“Only the second revolution in accounting since double-entry bookkeeping began, it [multiple capital accounting] is of seismic proportions … The changes it will wreak are profound and far-reaching and not only will transform the way the world does business but also will alter the nature of capitalism.” 

Jane Gleeson-White
Author, Six Capitals or Can Accountants Save the Planet?

Every organization must “utilize context-based accounting tools, methods and metrics to measure, manage and report its TBL performance…”

United Nations Research Institute for Social Development (UNRISD)
Authentic Sustainability Assessment  – A User Manual for the Sustainable Development Performance Indicators (11/22)

Our Theory of Change

The Certified TBL program is grounded in the view that sustainability in the conduct of human affairs is impossible without knowledge of the effects of human activity relative to science- and ethics-based norms.  Before anyone can be expected to behave sustainably, they must have access to information about what the effects of their activities are – social, economic and environmental.  Sustainability, that is, is deeply contingent upon the presence of persistent feedback, and only context-based feedback will do!

All of this may seem obvious, but it is still manifestly the case that most organizations systematically deprive themselves of precisely this kind of information in favor of addressing financial performance only.  And even when they do take non-financial impacts into account, it is rarely relative to sustainability norms (i.e., per resource limits and thresholds).  Thus, if sustainability in commerce is to have any chance of success, this has to change – mainstream accounting methods must be reformed accordingly, if only on a voluntary basis by individual organizations.

With reforms like this in mind, the Certified TBL program was created in solidarity with multicapitalism, an economic doctrine that interprets the performance of organizations and economies in terms of what their impacts on vital capitals are that people rely on for their well-being – and not just in incremental terms, but relative to sustainability norms or standards of performance.  The sustainability of human activities, that is, must be assessed in terms of what their effects are on the sufficiency of all vital capitals, not just one of them (economic).

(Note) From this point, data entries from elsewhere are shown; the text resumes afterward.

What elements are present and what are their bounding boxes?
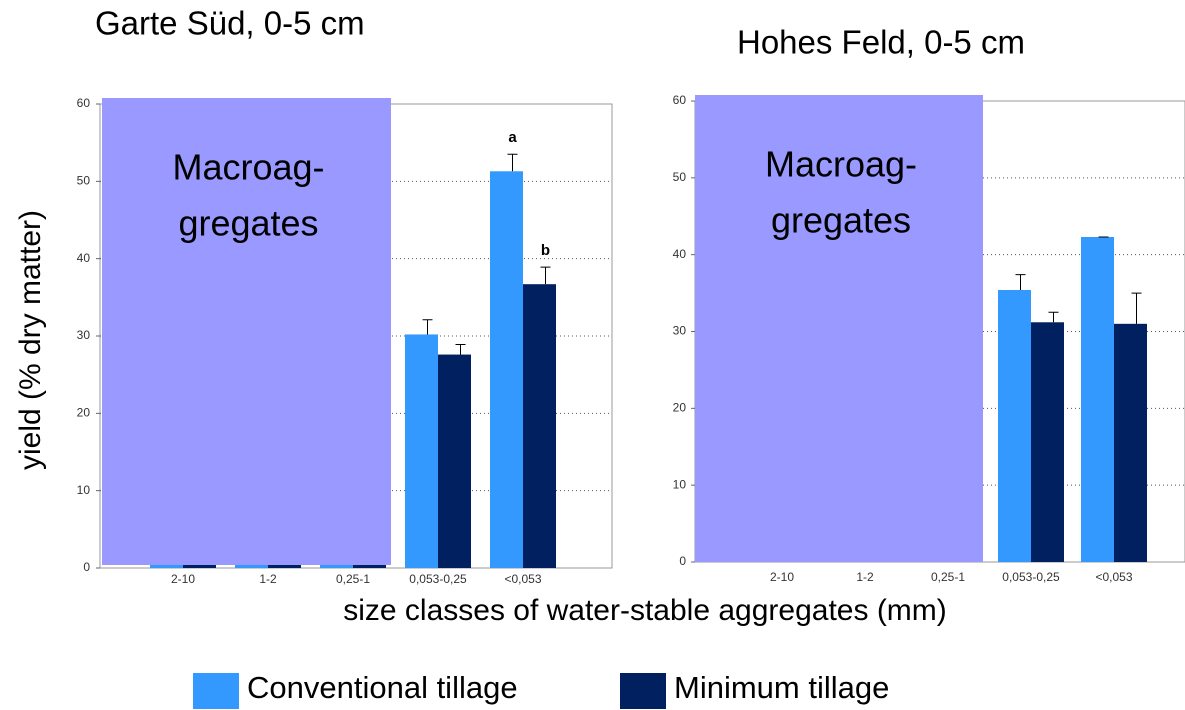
- overlay-text: gregates: [178, 203, 318, 244]
- annotation: a: [508, 129, 517, 146]
- error-bar: [1131, 292, 1142, 324]
- y-tick-label: 30: [77, 328, 91, 342]
- y-tick-label: 0: [83, 560, 90, 574]
- error-bar: [507, 153, 518, 172]
- x-tick-label: 0,25-1: [336, 572, 370, 586]
- error-bar: [1015, 274, 1026, 291]
- x-tick-label: 2-10: [171, 572, 195, 586]
- y-tick-label: 50: [77, 174, 91, 188]
- legend-swatch: [620, 673, 666, 709]
- bar: [1031, 322, 1064, 562]
- x-tick-label: 2-10: [770, 570, 794, 584]
- x-tick-label: 0,25-1: [931, 570, 965, 584]
- x-tick-label: 1-2: [259, 572, 277, 586]
- chart-title: Hohes Feld, 0-5 cm: [737, 24, 1025, 61]
- bar: [1081, 236, 1114, 562]
- bar: [998, 290, 1031, 562]
- bar: [523, 284, 556, 568]
- y-tick-label: 60: [77, 96, 91, 110]
- overlay-box: [695, 95, 983, 562]
- y-tick-label: 30: [673, 324, 687, 338]
- bar: [490, 171, 523, 568]
- annotation: b: [541, 242, 550, 259]
- x-tick-label: 0,053-0,25: [1002, 570, 1060, 584]
- y-tick-label: 10: [77, 483, 91, 497]
- overlay-text: gregates: [771, 200, 911, 241]
- error-bar: [1048, 311, 1059, 323]
- y-tick-label: 40: [673, 247, 687, 261]
- bar: [405, 334, 438, 568]
- chart-title: Garte Süd, 0-5 cm: [95, 5, 365, 42]
- bar: [438, 354, 471, 568]
- legend-label: Minimum tillage: [674, 670, 889, 705]
- overlay-text: Macroag-: [765, 144, 917, 185]
- legend-swatch: [193, 673, 239, 709]
- y-tick-label: 60: [673, 93, 687, 107]
- x-tick-label: 0,053-0,25: [409, 572, 467, 586]
- bar: [1114, 323, 1147, 562]
- error-bar: [455, 344, 466, 355]
- x-tick-label: <0,053: [1095, 570, 1132, 584]
- x-tick-label: <0,053: [504, 572, 541, 586]
- y-tick-label: 0: [679, 554, 686, 568]
- overlay-box: [102, 98, 391, 565]
- y-tick-label: 10: [673, 477, 687, 491]
- bar: [235, 564, 268, 568]
- legend: Conventional tillage Minimum tillage: [193, 670, 889, 709]
- y-axis-label: yield (% dry matter): [14, 210, 47, 470]
- x-tick-label: 1-2: [856, 570, 874, 584]
- error-bar: [422, 319, 433, 335]
- y-tick-label: 20: [673, 401, 687, 415]
- y-tick-label: 20: [77, 406, 91, 420]
- error-bar: [540, 266, 551, 285]
- x-axis-label: size classes of water-stable aggregates …: [343, 594, 947, 627]
- y-tick-label: 40: [77, 251, 91, 265]
- legend-label: Conventional tillage: [247, 670, 518, 705]
- y-tick-label: 50: [673, 170, 687, 184]
- overlay-text: Macroag-: [172, 147, 324, 188]
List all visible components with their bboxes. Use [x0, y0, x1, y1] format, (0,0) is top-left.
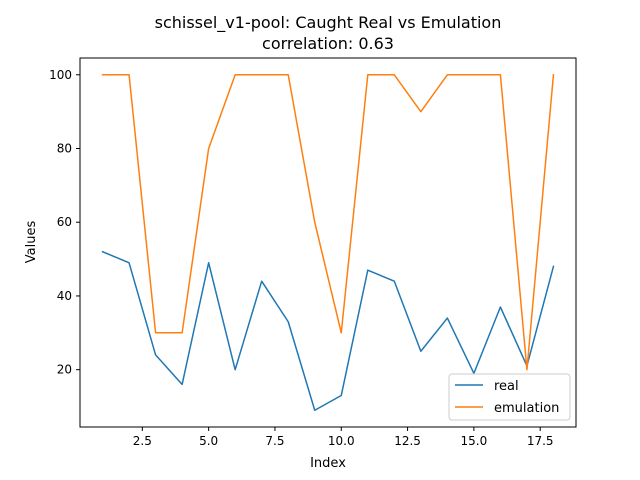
legend-label-emulation: emulation — [494, 401, 559, 416]
chart-subtitle: correlation: 0.63 — [262, 34, 394, 53]
series-line-real — [101, 250, 555, 411]
chart-title: schissel_v1-pool: Caught Real vs Emulati… — [155, 13, 502, 33]
x-axis-label: Index — [310, 456, 346, 471]
legend: real emulation — [448, 373, 571, 421]
y-axis-label: Values — [24, 221, 39, 264]
series-line-emulation — [101, 73, 555, 371]
x-tick-label: 7.5 — [265, 434, 284, 448]
x-tick-label: 2.5 — [133, 434, 152, 448]
axes-frame — [79, 57, 577, 428]
x-tick-label: 15.0 — [461, 434, 488, 448]
legend-label-real: real — [494, 379, 519, 394]
x-tick-label: 17.5 — [527, 434, 554, 448]
y-tick-label: 60 — [57, 215, 72, 229]
y-tick-label: 100 — [49, 68, 72, 82]
y-tick-label: 20 — [57, 363, 72, 377]
x-tick-label: 5.0 — [199, 434, 218, 448]
y-tick-label: 80 — [57, 141, 72, 155]
plot-area — [101, 73, 555, 411]
x-tick-label: 12.5 — [394, 434, 421, 448]
y-axis-ticks: 20 40 60 80 100 — [49, 68, 80, 377]
y-tick-label: 40 — [57, 289, 72, 303]
x-tick-label: 10.0 — [328, 434, 355, 448]
x-axis-ticks: 2.5 5.0 7.5 10.0 12.5 15.0 17.5 — [133, 427, 554, 448]
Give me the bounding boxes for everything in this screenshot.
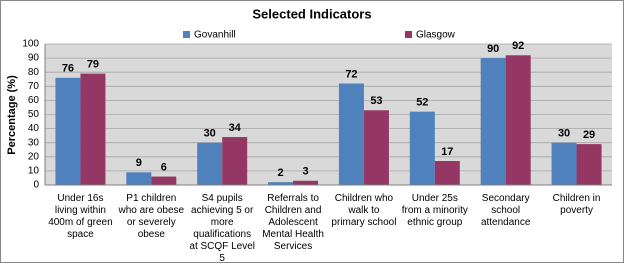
value-label: 30 — [204, 128, 216, 140]
bar — [480, 58, 506, 185]
bar — [551, 142, 577, 185]
bar — [80, 73, 106, 185]
x-tick-label: Under 16s living within 400m of green sp… — [48, 193, 113, 240]
legend-swatch — [183, 31, 190, 38]
bar — [151, 176, 177, 185]
legend-swatch — [405, 31, 412, 38]
x-tick-label: Under 25s from a minority ethnic group — [401, 193, 468, 228]
value-label: 79 — [87, 59, 99, 71]
bar — [55, 77, 81, 185]
value-label: 76 — [62, 63, 74, 75]
value-label: 2 — [278, 167, 284, 179]
y-tick-label: 90 — [28, 53, 40, 64]
x-tick-label: Referrals to Children and Adolescent Men… — [262, 193, 324, 252]
value-label: 6 — [161, 161, 167, 173]
bar — [268, 182, 294, 185]
legend-label: Glasgow — [416, 30, 456, 41]
y-tick-label: 70 — [28, 81, 40, 92]
legend-label: Govanhill — [194, 30, 236, 41]
value-label: 53 — [370, 95, 382, 107]
y-tick-label: 50 — [28, 109, 40, 120]
bar — [197, 142, 223, 185]
y-tick-label: 40 — [28, 123, 40, 134]
bar — [434, 161, 460, 185]
value-label: 34 — [229, 122, 242, 134]
bar — [409, 111, 435, 185]
x-tick-label: Secondary school attendance — [480, 193, 531, 228]
value-label: 3 — [303, 166, 309, 178]
bar — [293, 180, 319, 185]
value-label: 9 — [136, 157, 142, 169]
value-label: 30 — [558, 128, 570, 140]
chart-title: Selected Indicators — [252, 6, 371, 21]
y-tick-label: 30 — [28, 137, 40, 148]
x-tick-label: Children in poverty — [552, 193, 601, 216]
y-axis-label: Percentage (%) — [6, 75, 18, 155]
bar — [505, 55, 531, 185]
bar — [576, 144, 602, 185]
bar — [363, 110, 389, 185]
value-label: 90 — [487, 43, 499, 55]
x-tick-label: S4 pupils achieving 5 or more qualificat… — [189, 193, 255, 263]
value-label: 29 — [583, 129, 595, 141]
value-label: 17 — [441, 146, 453, 158]
y-tick-label: 60 — [28, 95, 40, 106]
bar — [126, 172, 152, 185]
value-label: 52 — [416, 97, 428, 109]
bar — [222, 137, 248, 185]
value-label: 92 — [512, 40, 524, 52]
x-tick-label: Children who walk to primary school — [331, 193, 397, 228]
y-tick-label: 80 — [28, 67, 40, 78]
bar — [338, 83, 364, 185]
y-tick-label: 20 — [28, 151, 40, 162]
y-tick-label: 100 — [22, 39, 39, 50]
value-label: 72 — [345, 68, 357, 80]
x-tick-label: P1 children who are obese or severely ob… — [118, 193, 185, 240]
y-tick-label: 0 — [33, 180, 39, 191]
y-tick-label: 10 — [28, 166, 40, 177]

In order to perform such assessments, Triple Bottom Line accounting systems rooted in Context-Based Sustainability are needed, the use of which can make it possible to define organization-specific standards of performance and to measure, manage and report performance against them.  The open-source MultiCapital Scorecard featured in the Certified TBL program is one such method and was designed with precisely this requirement in mind.  Others will no doubt emerge in due course.